The EU’s Omnibus Proposal: Objectives and Next Steps
In February 2025, the European Commission introduced the first Omnibus package of sustainability rules, aiming to simplify and ease EU sustainability reporting requirements. While these revisions seek to reduce administrative burdens, they have also raised concerns about regulatory uncertainty and potential setbacks in sustainability efforts.
Background
As part of the European Green Deal, which aims for climate neutrality by 2050 and a more sustainable, circular economy, the EU has established three key sustainability directives and regulations:
- Corporate Sustainability Reporting Directive (CSRD) – Mandates companies to disclose their environmental, social, and governance (ESG) performance.
- EU Taxonomy Regulation (EU Tax-VO) – Provides a classification system to determine which economic activities are environmentally sustainable.
- Corporate Sustainability Due Diligence Directive (CSDDD) – Ensures companies adopt sustainable and responsible practices throughout their operations and global value chains.
These regulations are intended to create clear, consistent frameworks, ensuring a level playing field for sustainability efforts while addressing both environmental and social impacts.
Key Changes in the CSRD
The Omnibus proposal introduces several major adjustments to the CSRD, including:
- Delayed Reporting Requirements – Companies in wave 2 and wave 3 categories will have an additional two years before their reporting obligations take effect.
- Narrower Scope – The CSRD will now apply only to large companies and parent companies of large groups with:
- An average of 1,000 employees
- Either €25 million in total assets or €50 million in annual turnover
- Updated Third-Country Thresholds – Companies from outside the EU will be subject to CSRD rules if they:
- Generate €450 million in net turnover within the EU
- Have a large subsidiary or branch generating €50 million in turnover
- Flexible EU Taxonomy Reporting – Certain companies will be given more leeway in how they report their sustainability data.
- Removal of Assurance Requirements – The obligation to adopt a reasonable assurance standard has been eliminated, as has the option to introduce a reasonable assurance requirement.
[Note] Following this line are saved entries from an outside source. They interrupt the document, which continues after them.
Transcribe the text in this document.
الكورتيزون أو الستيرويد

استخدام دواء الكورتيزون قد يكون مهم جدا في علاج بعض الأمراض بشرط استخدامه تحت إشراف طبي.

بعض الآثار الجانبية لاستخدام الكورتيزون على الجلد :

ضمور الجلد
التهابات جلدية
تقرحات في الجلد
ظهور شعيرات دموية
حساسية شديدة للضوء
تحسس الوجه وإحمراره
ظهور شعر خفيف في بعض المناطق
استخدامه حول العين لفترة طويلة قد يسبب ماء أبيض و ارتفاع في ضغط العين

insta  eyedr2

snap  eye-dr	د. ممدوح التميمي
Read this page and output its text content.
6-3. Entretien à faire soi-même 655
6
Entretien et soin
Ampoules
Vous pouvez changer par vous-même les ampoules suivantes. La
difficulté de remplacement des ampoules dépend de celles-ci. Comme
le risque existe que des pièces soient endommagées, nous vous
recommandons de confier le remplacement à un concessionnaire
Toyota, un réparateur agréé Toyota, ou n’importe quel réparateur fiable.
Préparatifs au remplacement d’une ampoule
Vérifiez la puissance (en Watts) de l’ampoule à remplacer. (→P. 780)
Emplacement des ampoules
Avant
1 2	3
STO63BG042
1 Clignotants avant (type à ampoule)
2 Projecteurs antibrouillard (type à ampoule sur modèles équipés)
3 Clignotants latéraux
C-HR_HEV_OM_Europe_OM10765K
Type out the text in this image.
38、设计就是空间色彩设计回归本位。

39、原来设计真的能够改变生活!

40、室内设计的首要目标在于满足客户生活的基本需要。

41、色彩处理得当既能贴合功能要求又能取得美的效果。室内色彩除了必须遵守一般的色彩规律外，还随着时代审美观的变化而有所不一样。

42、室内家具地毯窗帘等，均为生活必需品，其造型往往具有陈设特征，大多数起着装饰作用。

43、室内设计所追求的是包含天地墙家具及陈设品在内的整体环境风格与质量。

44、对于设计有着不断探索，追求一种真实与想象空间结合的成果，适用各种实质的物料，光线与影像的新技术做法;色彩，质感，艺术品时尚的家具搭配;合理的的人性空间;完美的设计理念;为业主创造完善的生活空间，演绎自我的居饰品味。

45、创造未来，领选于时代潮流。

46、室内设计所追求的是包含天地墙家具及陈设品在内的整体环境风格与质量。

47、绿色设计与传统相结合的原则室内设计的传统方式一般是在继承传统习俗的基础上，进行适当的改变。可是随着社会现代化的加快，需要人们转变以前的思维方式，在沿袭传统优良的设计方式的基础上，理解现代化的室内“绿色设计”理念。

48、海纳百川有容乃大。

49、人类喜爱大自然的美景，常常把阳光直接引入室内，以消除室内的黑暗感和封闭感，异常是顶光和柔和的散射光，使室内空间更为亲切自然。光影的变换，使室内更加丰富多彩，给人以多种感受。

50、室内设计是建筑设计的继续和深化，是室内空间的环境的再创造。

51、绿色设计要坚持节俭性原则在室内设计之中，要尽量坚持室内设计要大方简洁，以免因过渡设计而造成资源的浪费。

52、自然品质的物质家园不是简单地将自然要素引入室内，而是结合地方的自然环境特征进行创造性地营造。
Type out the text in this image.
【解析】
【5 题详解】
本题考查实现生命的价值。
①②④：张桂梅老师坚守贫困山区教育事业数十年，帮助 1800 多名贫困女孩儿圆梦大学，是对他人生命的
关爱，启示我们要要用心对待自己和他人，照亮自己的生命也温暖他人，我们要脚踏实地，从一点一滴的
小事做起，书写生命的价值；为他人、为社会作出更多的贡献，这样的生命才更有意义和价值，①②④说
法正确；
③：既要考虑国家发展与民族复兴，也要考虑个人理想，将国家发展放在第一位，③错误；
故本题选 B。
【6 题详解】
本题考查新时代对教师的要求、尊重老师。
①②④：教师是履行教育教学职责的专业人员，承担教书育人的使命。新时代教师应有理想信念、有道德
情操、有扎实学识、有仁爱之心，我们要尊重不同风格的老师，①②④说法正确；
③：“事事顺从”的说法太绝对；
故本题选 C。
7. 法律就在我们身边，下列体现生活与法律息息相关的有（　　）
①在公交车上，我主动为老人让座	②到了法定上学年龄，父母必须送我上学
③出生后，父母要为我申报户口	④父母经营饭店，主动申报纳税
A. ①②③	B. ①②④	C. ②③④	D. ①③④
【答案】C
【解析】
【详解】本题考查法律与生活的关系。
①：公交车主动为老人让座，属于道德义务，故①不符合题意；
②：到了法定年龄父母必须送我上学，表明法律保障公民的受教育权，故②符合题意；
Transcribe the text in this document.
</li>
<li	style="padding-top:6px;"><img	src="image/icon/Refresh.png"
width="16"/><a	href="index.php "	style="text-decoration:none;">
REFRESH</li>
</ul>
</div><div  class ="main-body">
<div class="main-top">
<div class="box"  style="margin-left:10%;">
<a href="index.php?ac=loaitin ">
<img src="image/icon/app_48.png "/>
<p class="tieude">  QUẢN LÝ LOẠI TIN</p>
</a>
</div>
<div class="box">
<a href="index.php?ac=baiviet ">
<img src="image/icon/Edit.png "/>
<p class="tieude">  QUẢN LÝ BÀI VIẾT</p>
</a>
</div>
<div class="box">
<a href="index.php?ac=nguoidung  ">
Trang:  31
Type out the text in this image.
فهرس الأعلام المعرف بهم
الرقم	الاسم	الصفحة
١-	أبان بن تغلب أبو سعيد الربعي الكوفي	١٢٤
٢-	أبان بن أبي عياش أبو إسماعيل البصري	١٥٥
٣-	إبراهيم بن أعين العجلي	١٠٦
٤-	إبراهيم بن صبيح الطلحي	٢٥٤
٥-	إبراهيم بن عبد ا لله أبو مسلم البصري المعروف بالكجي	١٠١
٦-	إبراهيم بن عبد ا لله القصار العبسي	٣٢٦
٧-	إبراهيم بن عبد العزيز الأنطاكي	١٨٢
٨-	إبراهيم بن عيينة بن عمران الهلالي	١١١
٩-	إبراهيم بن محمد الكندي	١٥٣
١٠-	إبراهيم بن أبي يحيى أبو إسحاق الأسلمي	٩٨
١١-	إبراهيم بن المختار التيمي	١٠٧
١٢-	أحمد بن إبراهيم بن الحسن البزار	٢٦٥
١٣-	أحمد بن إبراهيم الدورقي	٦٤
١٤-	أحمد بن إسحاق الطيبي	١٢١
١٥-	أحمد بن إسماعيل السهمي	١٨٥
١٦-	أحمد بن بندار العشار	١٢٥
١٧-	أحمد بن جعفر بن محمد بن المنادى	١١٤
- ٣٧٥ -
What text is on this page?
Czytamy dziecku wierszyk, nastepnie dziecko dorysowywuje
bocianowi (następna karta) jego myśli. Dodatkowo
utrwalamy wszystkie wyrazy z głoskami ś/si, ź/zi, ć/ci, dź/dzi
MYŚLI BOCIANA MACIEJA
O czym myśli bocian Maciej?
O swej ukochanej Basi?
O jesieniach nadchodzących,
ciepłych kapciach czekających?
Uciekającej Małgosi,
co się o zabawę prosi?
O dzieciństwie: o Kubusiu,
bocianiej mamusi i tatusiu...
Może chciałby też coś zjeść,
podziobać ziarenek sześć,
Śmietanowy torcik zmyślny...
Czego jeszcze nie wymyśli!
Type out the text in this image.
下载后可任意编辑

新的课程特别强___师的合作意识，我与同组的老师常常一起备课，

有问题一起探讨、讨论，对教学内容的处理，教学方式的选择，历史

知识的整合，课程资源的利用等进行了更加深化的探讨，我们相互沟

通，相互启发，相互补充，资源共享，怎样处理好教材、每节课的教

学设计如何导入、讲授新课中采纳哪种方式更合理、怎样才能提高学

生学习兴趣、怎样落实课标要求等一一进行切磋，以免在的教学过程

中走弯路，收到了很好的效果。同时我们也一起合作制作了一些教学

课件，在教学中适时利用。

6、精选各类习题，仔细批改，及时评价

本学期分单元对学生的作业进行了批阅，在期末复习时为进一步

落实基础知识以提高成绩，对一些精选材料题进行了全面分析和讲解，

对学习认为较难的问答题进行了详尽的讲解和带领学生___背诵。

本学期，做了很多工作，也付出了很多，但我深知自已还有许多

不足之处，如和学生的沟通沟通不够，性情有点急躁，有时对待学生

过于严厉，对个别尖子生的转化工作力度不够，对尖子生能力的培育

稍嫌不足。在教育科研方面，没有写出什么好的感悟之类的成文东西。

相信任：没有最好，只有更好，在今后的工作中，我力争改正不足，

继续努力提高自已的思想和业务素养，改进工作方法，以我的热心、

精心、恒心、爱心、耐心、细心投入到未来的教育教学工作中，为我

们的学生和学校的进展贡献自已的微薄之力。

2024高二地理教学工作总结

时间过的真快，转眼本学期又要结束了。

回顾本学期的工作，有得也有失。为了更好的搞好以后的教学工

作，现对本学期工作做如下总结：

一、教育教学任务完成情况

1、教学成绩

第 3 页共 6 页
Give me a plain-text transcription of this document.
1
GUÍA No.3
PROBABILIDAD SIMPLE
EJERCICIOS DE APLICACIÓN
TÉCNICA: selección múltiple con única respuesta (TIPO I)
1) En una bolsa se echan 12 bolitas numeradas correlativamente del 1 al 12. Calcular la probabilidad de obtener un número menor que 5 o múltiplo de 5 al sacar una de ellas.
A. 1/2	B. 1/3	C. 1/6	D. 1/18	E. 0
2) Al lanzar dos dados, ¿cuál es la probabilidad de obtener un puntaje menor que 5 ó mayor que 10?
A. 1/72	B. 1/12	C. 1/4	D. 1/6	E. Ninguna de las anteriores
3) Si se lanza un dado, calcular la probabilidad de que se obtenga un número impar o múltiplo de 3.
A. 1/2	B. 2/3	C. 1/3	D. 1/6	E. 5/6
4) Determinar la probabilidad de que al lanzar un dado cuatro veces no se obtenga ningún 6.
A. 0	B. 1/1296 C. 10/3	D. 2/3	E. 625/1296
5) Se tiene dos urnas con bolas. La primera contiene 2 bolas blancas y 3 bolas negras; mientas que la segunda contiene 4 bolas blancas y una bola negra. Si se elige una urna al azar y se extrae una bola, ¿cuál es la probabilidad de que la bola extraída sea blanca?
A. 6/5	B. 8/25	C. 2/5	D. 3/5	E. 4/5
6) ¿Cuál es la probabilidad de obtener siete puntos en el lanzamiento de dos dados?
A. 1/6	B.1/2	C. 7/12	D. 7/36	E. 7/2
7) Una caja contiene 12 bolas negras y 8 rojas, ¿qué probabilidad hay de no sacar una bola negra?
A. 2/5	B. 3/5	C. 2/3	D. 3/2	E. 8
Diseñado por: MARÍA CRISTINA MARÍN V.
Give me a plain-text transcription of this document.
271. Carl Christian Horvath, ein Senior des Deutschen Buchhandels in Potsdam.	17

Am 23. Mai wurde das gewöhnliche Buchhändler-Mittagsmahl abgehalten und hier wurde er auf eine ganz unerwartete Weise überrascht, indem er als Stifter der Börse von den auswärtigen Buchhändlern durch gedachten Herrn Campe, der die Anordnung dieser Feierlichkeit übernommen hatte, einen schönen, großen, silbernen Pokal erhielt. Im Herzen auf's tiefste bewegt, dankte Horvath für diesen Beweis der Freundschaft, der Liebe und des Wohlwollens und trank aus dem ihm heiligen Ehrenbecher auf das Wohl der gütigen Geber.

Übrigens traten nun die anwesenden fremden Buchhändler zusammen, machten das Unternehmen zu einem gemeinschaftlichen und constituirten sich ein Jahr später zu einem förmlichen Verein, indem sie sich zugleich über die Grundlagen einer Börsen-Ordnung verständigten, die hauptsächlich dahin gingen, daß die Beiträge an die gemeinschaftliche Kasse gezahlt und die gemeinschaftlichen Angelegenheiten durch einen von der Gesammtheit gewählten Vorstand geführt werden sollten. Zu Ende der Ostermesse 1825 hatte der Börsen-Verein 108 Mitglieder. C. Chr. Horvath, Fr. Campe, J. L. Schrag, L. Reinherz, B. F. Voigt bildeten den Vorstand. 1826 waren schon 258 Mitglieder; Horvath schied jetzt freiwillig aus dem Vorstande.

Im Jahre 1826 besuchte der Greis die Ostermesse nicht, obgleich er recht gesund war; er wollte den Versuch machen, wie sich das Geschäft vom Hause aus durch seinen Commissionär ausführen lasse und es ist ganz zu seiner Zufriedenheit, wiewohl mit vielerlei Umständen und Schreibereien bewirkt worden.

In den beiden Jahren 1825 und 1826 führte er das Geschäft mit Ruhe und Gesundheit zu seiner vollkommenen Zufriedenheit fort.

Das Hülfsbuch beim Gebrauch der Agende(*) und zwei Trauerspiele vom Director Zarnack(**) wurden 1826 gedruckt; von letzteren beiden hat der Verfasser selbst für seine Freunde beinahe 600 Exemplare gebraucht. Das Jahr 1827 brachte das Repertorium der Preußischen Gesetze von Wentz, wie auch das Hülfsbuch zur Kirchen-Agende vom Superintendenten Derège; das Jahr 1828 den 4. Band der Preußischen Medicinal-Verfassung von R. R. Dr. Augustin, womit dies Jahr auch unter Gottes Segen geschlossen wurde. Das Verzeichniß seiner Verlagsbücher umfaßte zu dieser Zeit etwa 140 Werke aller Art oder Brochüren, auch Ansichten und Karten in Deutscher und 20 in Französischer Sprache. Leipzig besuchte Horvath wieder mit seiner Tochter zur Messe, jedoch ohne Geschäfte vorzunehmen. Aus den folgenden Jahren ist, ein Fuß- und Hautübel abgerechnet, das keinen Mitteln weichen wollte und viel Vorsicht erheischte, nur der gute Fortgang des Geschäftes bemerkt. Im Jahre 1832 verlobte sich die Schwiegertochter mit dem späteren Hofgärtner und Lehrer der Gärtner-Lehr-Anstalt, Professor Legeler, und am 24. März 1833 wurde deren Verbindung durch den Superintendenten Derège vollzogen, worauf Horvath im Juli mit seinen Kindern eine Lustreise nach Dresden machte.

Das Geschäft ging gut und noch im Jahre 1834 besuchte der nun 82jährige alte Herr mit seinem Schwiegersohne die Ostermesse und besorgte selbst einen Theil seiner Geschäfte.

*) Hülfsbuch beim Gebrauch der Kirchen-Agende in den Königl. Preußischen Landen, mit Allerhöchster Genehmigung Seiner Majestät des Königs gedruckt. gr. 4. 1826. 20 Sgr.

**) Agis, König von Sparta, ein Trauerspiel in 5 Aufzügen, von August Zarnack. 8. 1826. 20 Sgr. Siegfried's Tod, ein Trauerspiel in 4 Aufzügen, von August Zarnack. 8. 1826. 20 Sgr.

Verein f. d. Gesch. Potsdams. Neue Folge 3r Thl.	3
Instead, the Commission will issue targeted assurance guidelines by 2026.
Key Changes to the EU Taxonomy Regulation
- Reduced Scope for EU Taxonomy Compliance – Currently, all CSRD-covered companies automatically fall under the EU Taxonomy Regulation. The new proposal limits full compliance to only the largest firms, specifically those covered by CS3D. Companies that meet CSRD criteria but not CS3D thresholds can opt in voluntarily.
- New Reporting Flexibility –
- Large companies (1,000+ employees, €50 million turnover or €25 million in total assets) with net turnover below €450 million that claim alignment with the EU Taxonomy must disclose their turnover and CapEx KPIs, but may choose whether to disclose OpEx KPIs.
- Companies that do not claim alignment with the EU Taxonomy will not be required to comply with the reporting rules, eliminating their associated costs.
- The proposal also introduces more flexible disclosure options, allowing companies to report on activities that meet some, but not all, of the Taxonomy’s technical screening criteria.
Key Changes to the CSDDD
- Narrower Due Diligence Scope – Now applies only to direct business partners rather than the entire supply chain.
- Less Frequent ESG Assessments – Companies must conduct ESG impact reviews every five years instead of annually.
- Extended Compliance Timeline – Implementation is postponed to July 2028 (previously July 2027).
- SME Protection – Safeguards introduced to prevent excessive data requests from smaller businesses.